I remember what the doctor said. He is a very kind, very well respected top notched rheumatologost in the San Francisco Bay Area. After reading a carefully prepared list of symptoms and family history he came into the exam room and said "I think what you have is viral." Oh, thank goodness, I thought-it's just viral. But he continued, "You have a very serious, debilitating medical illness in which there is no known cause or cure." Huh? How can a virus be serious. He must have seen my look of confusion so he said, "it's like HIV or Hepatitus C-along those lines of a virus. Except you don't have either of those." I'm still confused. I asked about treatment. He said there is no treatment but that I should look into clinical trials. Something must have started sinking in at some level because I asked the doctor what my quality of life would be like. I remember the room got very still. He looked me in the eye and quietly said, "I don't know." Now that got my attention.

My symptoms had started over the summer and by December I could no longer work. I had a host of symptoms: dizziness, extreme fatigue, a weird wired, tired feeling, I felt faint at times, my cognitive abilities declined-I had trouble with my memory, word finding problems, and other disturbing symptoms. I lost weight. I was so certain I had cancer that hearing I had a virus was a relief. I had no idea what I was in for.

I continued to see my HMO's primary care physician. A doctor who was mediocre at best. His solution for me was to prescribe stimulants. Then antidepressants that had a stimulating effect: Prozac and Wellbutrin. I couldn't tolerate the Wellbutrin. I had trouble sleeping, had an increase in anxiety, and had an increase in heart palpitations. My doctor wasn't happy that I stopped the Wellbutrin. It's hard for doctor's who don't understand this illness. They get frustrated by their powerlessness over their inability to cure. It's still no excuse for the way some patients get treated.

I've also been doing twice monthly acupuncture since Sept. It has helped my anxiety and sleep. It's too soon to tell about anything else yet. I think my acupuncturist is wonderful.

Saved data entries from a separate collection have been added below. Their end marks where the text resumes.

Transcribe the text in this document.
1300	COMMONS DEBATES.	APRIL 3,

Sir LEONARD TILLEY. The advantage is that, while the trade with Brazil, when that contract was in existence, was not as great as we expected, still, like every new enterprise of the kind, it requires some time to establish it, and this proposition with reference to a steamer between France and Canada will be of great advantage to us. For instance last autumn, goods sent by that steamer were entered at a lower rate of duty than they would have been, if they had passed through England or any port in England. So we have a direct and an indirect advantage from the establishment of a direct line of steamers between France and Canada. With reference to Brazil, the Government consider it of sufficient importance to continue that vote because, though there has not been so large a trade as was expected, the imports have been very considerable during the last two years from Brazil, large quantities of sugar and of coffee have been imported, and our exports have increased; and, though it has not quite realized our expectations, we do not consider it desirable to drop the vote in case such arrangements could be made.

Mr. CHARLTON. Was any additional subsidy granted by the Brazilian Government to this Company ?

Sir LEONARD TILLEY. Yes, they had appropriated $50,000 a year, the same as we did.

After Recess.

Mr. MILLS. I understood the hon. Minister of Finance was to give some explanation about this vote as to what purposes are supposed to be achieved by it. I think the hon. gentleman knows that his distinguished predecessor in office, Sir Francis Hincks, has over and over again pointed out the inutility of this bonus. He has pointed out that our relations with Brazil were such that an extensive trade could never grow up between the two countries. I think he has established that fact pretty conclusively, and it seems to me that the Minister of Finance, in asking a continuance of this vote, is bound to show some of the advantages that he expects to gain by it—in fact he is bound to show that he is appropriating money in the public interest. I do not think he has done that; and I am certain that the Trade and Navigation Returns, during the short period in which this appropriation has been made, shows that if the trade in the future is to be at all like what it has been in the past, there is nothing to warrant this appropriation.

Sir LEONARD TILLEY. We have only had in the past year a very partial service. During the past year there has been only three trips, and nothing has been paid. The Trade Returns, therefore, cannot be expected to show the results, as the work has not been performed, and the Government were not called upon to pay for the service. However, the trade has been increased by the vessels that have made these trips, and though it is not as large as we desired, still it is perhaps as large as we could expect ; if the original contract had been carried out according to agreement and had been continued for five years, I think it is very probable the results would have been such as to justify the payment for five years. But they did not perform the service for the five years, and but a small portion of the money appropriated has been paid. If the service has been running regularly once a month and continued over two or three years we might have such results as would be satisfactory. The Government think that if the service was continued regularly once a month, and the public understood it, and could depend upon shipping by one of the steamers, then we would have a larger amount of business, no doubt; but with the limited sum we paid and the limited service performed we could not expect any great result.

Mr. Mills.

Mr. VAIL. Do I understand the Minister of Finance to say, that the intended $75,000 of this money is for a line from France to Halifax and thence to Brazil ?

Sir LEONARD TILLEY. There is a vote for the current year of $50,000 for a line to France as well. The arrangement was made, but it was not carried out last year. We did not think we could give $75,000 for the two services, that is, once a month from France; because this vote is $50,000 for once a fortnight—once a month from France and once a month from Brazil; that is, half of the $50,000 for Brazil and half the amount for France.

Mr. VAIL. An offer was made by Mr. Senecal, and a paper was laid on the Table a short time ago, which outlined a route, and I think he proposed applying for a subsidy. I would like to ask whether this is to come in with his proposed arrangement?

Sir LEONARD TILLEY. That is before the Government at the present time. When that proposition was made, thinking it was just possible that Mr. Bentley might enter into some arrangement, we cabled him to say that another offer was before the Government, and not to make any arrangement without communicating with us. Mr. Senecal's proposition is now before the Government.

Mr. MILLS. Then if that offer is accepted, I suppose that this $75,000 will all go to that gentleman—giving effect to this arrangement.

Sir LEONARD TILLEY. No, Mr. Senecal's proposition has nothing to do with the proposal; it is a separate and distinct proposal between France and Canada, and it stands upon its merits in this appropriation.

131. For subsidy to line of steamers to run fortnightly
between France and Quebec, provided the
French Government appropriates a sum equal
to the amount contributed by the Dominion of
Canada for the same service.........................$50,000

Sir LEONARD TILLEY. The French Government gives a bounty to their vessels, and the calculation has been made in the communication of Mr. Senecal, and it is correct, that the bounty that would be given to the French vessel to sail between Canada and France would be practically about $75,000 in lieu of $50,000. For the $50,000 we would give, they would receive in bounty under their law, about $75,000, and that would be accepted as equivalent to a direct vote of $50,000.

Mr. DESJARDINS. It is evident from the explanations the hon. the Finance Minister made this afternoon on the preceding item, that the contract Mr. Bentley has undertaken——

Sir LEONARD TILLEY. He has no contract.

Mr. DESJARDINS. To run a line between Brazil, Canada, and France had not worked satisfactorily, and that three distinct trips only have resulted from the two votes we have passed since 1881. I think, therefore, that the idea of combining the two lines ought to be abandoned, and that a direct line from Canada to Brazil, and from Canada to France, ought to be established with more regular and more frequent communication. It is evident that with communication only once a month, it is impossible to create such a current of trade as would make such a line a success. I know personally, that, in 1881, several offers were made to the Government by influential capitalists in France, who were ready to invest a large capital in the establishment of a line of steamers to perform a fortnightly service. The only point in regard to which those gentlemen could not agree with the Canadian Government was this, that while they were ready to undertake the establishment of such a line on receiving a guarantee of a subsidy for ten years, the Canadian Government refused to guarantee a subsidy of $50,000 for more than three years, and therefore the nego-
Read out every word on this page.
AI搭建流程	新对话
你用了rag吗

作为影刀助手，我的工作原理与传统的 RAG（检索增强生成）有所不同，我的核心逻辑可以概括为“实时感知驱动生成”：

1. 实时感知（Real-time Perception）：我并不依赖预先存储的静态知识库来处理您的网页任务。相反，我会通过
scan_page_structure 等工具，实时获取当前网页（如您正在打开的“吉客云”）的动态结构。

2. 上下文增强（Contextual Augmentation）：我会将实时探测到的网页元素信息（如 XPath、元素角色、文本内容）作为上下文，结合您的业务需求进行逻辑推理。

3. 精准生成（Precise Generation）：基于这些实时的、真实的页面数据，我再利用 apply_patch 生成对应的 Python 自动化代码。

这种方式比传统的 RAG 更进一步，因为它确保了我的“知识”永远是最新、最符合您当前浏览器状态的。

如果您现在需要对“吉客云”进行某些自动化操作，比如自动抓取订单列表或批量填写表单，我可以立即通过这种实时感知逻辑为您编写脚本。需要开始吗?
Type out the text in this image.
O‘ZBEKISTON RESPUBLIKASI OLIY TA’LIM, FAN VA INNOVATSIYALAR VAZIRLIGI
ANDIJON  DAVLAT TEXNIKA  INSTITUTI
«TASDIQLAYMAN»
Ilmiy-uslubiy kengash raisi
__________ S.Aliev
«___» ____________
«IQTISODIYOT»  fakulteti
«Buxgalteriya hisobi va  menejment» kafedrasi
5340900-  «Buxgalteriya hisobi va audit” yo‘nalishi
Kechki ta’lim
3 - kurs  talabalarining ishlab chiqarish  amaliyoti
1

After little progress I decided to see someone who specializes in chronic illness including cfs. I'm glad I did. He told me my cells aren't able to process oxygen very well and that my heart is affected by the virus as well. I have high titers to HHV-6 and EBV. He said my illness is profound and that it's time to throw everything at it and recommended valcyte.

My insurance won't pay for it and the cost is over $2000 per month and I would need at least 6 months of treatment so at the recommendation of my doctor I applied for patient assistance through Roche Pharmaceuticals.

I have been on the fence about being on valcyte. I have heard some stories of people getting worse. Mostly though it seems that for people who have a viral onset, a majority of people have at least some improvement. My new doctor seems to believe I'm in the subset of me/cfs/cfids patients that will respond to valcyte.

When I look at my quality of life I think how can I not try it. I'm basically housebound. My big activity for the week is a visit to the local library or maybe a quick trip to Old Navy or a quick trip to the grocery store. I can't do much. I can do some household chores. I've been in denial about how bad it is.